Por vender seu corpo... Não é vender meu corpo, é alugar meu corpo em um contexto concreto. E não é só o corpo, é muito mais do que isso. Você aluga uma situação, uma comédia, uma ilusão. Bom, e nem sempre é uma ilusão...
“Trabalhar como prostituta te faz mais feminista. Mas também sentir ternura pelos homens, porque nós somos muito mais fortes”
Como assim? Que várias vezes cheguei ao orgasmo com um cliente. Sem prever, é claro.
Diria que seu livro é uma reivindicação direta e implicada da prostituição? É uma reivindicação da possibilidade de que a mulher que escolhe esse trabalho possa desenvolvê-lo em boas condições. De que as putas possam criar as condições de trabalho que lhes pareçam dignas, seja em um bordel e em suas próprias casas. A prostituição não é uma profissão como as outras, mas precisa ser. Meu livro não é uma apologia da prostituição. É uma apologia daquele lugar concreto e de um momento concreto de minha vida. O tráfico de mulheres é outra coisa bem diferente, e eu não o conheci, mas deve ser inacreditável.
Como vê o futuro das prostitutas nos países em que a prostituição não é legal? Se a prostituição não for legalizada, as garotas de 15 e 17 anos continuarão no mato e nas estradas esperando clientes, continuarão existindo lugares abomináveis e continuarão encontrando prostitutas degoladas.
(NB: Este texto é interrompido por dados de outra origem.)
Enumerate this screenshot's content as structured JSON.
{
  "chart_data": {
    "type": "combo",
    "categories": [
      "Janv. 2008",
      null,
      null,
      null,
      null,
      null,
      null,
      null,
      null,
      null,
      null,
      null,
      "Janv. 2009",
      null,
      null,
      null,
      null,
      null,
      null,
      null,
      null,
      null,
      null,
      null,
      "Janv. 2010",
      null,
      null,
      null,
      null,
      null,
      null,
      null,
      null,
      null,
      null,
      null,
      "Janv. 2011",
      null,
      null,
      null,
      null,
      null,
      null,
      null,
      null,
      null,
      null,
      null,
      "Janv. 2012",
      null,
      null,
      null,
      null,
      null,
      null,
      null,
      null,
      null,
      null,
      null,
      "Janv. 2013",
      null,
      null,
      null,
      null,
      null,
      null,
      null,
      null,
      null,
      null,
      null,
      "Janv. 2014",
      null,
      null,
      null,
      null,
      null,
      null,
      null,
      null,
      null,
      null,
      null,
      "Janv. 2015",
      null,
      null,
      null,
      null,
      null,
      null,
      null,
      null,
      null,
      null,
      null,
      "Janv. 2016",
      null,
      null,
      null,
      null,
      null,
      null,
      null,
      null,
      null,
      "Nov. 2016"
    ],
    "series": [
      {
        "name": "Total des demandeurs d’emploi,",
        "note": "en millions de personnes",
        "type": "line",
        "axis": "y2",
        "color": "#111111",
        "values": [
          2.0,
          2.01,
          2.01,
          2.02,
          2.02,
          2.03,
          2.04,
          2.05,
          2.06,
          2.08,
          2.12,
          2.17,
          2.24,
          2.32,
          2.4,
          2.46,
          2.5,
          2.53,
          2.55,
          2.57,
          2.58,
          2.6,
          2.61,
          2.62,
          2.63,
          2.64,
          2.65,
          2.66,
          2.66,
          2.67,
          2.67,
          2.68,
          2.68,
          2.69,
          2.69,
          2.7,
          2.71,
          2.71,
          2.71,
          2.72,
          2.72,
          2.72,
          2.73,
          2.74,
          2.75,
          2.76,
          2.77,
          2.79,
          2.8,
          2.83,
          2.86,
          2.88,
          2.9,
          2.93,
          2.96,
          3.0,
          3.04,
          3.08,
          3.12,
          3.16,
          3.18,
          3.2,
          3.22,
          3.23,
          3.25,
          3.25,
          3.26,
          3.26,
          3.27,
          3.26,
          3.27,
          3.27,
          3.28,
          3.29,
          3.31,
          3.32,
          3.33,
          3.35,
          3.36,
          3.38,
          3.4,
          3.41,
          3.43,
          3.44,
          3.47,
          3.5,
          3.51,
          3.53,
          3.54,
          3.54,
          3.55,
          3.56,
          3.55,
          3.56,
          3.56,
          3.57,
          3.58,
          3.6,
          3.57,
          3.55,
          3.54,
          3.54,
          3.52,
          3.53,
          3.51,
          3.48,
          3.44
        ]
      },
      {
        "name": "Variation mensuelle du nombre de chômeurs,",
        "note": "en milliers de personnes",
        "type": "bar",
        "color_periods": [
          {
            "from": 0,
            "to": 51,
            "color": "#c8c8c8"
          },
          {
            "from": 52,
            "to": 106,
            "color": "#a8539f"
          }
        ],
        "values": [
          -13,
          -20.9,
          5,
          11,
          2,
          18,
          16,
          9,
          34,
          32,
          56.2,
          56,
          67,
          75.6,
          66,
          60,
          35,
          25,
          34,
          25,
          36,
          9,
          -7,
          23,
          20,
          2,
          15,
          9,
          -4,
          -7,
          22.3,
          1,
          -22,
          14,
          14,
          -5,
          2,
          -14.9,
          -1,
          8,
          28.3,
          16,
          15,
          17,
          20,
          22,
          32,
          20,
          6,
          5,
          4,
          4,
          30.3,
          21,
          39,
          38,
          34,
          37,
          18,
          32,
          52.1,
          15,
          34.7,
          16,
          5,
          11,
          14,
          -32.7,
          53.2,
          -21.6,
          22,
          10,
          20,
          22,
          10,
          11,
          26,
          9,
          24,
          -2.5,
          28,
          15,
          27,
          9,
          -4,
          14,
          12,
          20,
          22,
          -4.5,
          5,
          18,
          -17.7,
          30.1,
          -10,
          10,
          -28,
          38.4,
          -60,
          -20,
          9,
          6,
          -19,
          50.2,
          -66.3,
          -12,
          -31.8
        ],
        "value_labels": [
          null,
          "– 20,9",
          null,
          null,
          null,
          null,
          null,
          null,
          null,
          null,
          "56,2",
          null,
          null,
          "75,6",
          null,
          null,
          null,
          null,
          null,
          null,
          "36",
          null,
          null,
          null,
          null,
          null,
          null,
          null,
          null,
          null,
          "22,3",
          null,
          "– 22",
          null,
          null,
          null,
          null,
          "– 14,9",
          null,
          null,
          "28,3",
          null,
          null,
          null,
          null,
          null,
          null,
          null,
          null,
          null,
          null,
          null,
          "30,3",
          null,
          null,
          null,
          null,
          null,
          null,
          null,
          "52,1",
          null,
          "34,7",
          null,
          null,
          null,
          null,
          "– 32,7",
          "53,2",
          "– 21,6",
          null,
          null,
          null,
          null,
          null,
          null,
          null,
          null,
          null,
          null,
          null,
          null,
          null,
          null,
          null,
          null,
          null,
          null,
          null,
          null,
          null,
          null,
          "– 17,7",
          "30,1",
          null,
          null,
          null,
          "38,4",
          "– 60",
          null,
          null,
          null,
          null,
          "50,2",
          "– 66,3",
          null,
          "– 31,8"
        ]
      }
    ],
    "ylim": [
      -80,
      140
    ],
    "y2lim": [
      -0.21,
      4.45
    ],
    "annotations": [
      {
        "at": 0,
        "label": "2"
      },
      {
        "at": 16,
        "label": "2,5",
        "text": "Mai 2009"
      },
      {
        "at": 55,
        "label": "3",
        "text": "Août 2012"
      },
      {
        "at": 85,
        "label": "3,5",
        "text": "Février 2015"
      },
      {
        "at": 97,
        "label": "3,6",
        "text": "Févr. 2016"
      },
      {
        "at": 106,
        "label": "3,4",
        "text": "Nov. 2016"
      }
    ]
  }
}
Por que deixou o trabalho? Teve a tentação de continuar exercendo o trabalho de prostituta? Sim. Se não tivesse sentido que meu desejo sexual estava adormecendo, teria continuado. Trabalhava em boas condições, me sentia feliz e economicamente digamos que era uma etapa muito agradável de minha vida. Mas decidi parar e voltar ao meu trabalho de garçonete em um café de Berlim e escrever livros.
Antes de ler seu livro, senti a tentação de pensar que toda essa história era mentira. Mas se o for, você é um gênio. Afirmo que é tudo verdade. Paguei à Fazenda alemã por meu trabalho como prostituta, continuam existindo fotos minhas nua na Internet e o bordel Le Manège continua aberto, mas com outro nome. Entendo que existam pessoas que não acreditem porque, claro, seria admitir que uma mulher pode trabalhar como puta e se sentir bem.
Mas Le Manège é um nome fictício. Como o bordel se chama realmente? Prefiro não dizer. Mas era um local ruim. Era dirigido por homens, uns albaneses que, enfim... Era tudo muito obscuro. A cocaína era abundante, você sentia medo, pensava que algum dia reteriam seu passaporte... Não era como em La Maison, que era dirigido por uma mulher —uma antiga dominadora— e era maravilhoso.
Nabokov, Sade, Henry Miller, Maupassant, Louis Calaferte... são autores nos quais se pensa lendo La Maison. Acha que teriam facilidade em publicar hoje os livros que os tornaram célebres? Lolita? Justine? Trópico de Câncer? Está claro que há uma volta do puritanismo, uma volta atrás no moral, e nesse terreno a França é a campeã do mundo. Somos o país mais hipócrita do planeta. Tudo é feito às escondidas. E sobre isso que você me pergunta..., não, não acho que um livro como Lolita poderia ser publicado hoje.